I believe it is administered in ovo, so would be a commercial flock vaccine only. But I am not 100% sure of that.Who would the vaccine be for? How and when would it be administered?
I have experience in the commercial poultry industry, and the only time broilers or layers are vaccinated is at hatch with either an in-ovo just before they are transferred to the hatcher, or sprayed with vaccine as they are packed into trucks to go to the farm. Vaccinating as chicks with one of these methods would be easy to integrate with existing systems. Any other vaccination time would take lots of time, labor (penning and catching), and people trained to vaccinate correctly.
If it would need to be injected, teams of people would have to be hired to vaccinate hundreds of thousands of birds a day to keep up with vaccinating every bird.

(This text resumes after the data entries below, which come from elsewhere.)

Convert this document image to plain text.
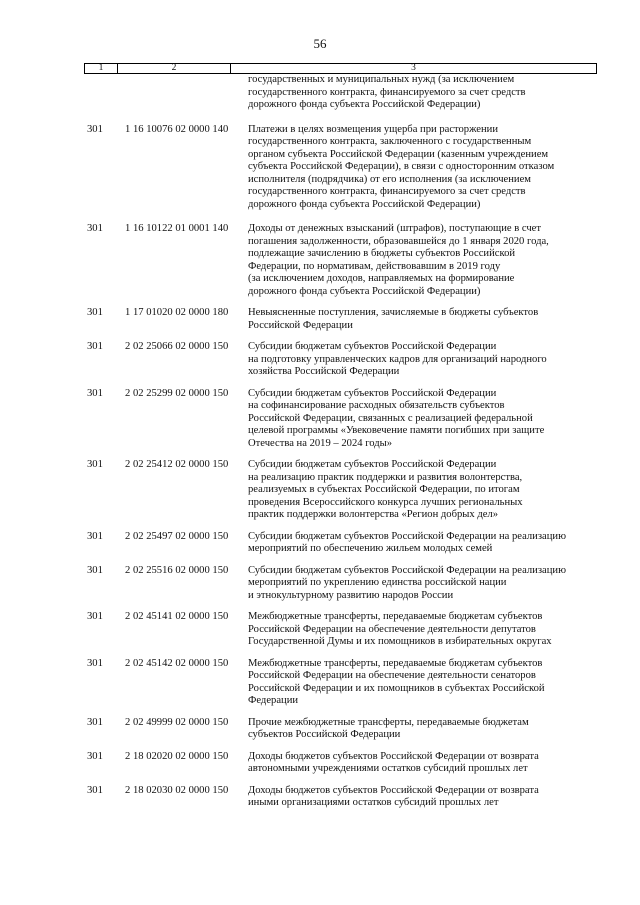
56
1	2	3
государственных и муниципальных нужд (за исключением
государственного контракта, финансируемого за счет средств
дорожного фонда субъекта Российской Федерации)
301	1 16 10076 02 0000 140	Платежи в целях возмещения ущерба при расторжении
государственного контракта, заключенного с государственным
органом субъекта Российской Федерации (казенным учреждением
субъекта Российской Федерации), в связи с односторонним отказом
исполнителя (подрядчика) от его исполнения (за исключением
государственного контракта, финансируемого за счет средств
дорожного фонда субъекта Российской Федерации)
301	1 16 10122 01 0001 140	Доходы от денежных взысканий (штрафов), поступающие в счет
погашения задолженности, образовавшейся до 1 января 2020 года,
подлежащие зачислению в бюджеты субъектов Российской
Федерации, по нормативам, действовавшим в 2019 году
(за исключением доходов, направляемых на формирование
дорожного фонда субъекта Российской Федерации)
301	1 17 01020 02 0000 180	Невыясненные поступления, зачисляемые в бюджеты субъектов
Российской Федерации
301	2 02 25066 02 0000 150	Субсидии бюджетам субъектов Российской Федерации
на подготовку управленческих кадров для организаций народного
хозяйства Российской Федерации
301	2 02 25299 02 0000 150	Субсидии бюджетам субъектов Российской Федерации
на софинансирование расходных обязательств субъектов
Российской Федерации, связанных с реализацией федеральной
целевой программы «Увековечение памяти погибших при защите
Отечества на 2019 – 2024 годы»
301	2 02 25412 02 0000 150	Субсидии бюджетам субъектов Российской Федерации
на реализацию практик поддержки и развития волонтерства,
реализуемых в субъектах Российской Федерации, по итогам
проведения Всероссийского конкурса лучших региональных
практик поддержки волонтерства «Регион добрых дел»
301	2 02 25497 02 0000 150	Субсидии бюджетам субъектов Российской Федерации на реализацию
мероприятий по обеспечению жильем молодых семей
301	2 02 25516 02 0000 150	Субсидии бюджетам субъектов Российской Федерации на реализацию
мероприятий по укреплению единства российской нации
и этнокультурному развитию народов России
301	2 02 45141 02 0000 150	Межбюджетные трансферты, передаваемые бюджетам субъектов
Российской Федерации на обеспечение деятельности депутатов
Государственной Думы и их помощников в избирательных округах
301	2 02 45142 02 0000 150	Межбюджетные трансферты, передаваемые бюджетам субъектов
Российской Федерации на обеспечение деятельности сенаторов
Российской Федерации и их помощников в субъектах Российской
Федерации
301	2 02 49999 02 0000 150	Прочие межбюджетные трансферты, передаваемые бюджетам
субъектов Российской Федерации
301	2 18 02020 02 0000 150	Доходы бюджетов субъектов Российской Федерации от возврата
автономными учреждениями остатков субсидий прошлых лет
301	2 18 02030 02 0000 150	Доходы бюджетов субъектов Российской Федерации от возврата
иными организациями остатков субсидий прошлых лет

I have vaccinated thousands of chicks (smaller scale university hatchery) that replace our breeder birds, and it takes a couple hours to vaccinate a couple hundred depending on how squirmy the chicks are.
Would it need a booster vaccine? That would be a viable thing in a layer or broiler breeder operation, but not worth it for broilers since they don't live that long.
As others have stated, the flu mutates very quickly, and vaccines are only effective against a specific strain/mutation. If they can't find a quick way to change antigens from one strain to the other, it might not be worth it. Antigens can be shared between strains, though, so a vaccine for one strain could be partially effective against another strain.
It could be available to backyard flocks and smaller producers, but lots of those vaccine ampules are only available in dosages for hundreds of birds at a time, and expire after a certain amount of time being mixed with the injection medium, so it wouldn't help anything to save the extra vaccine mix.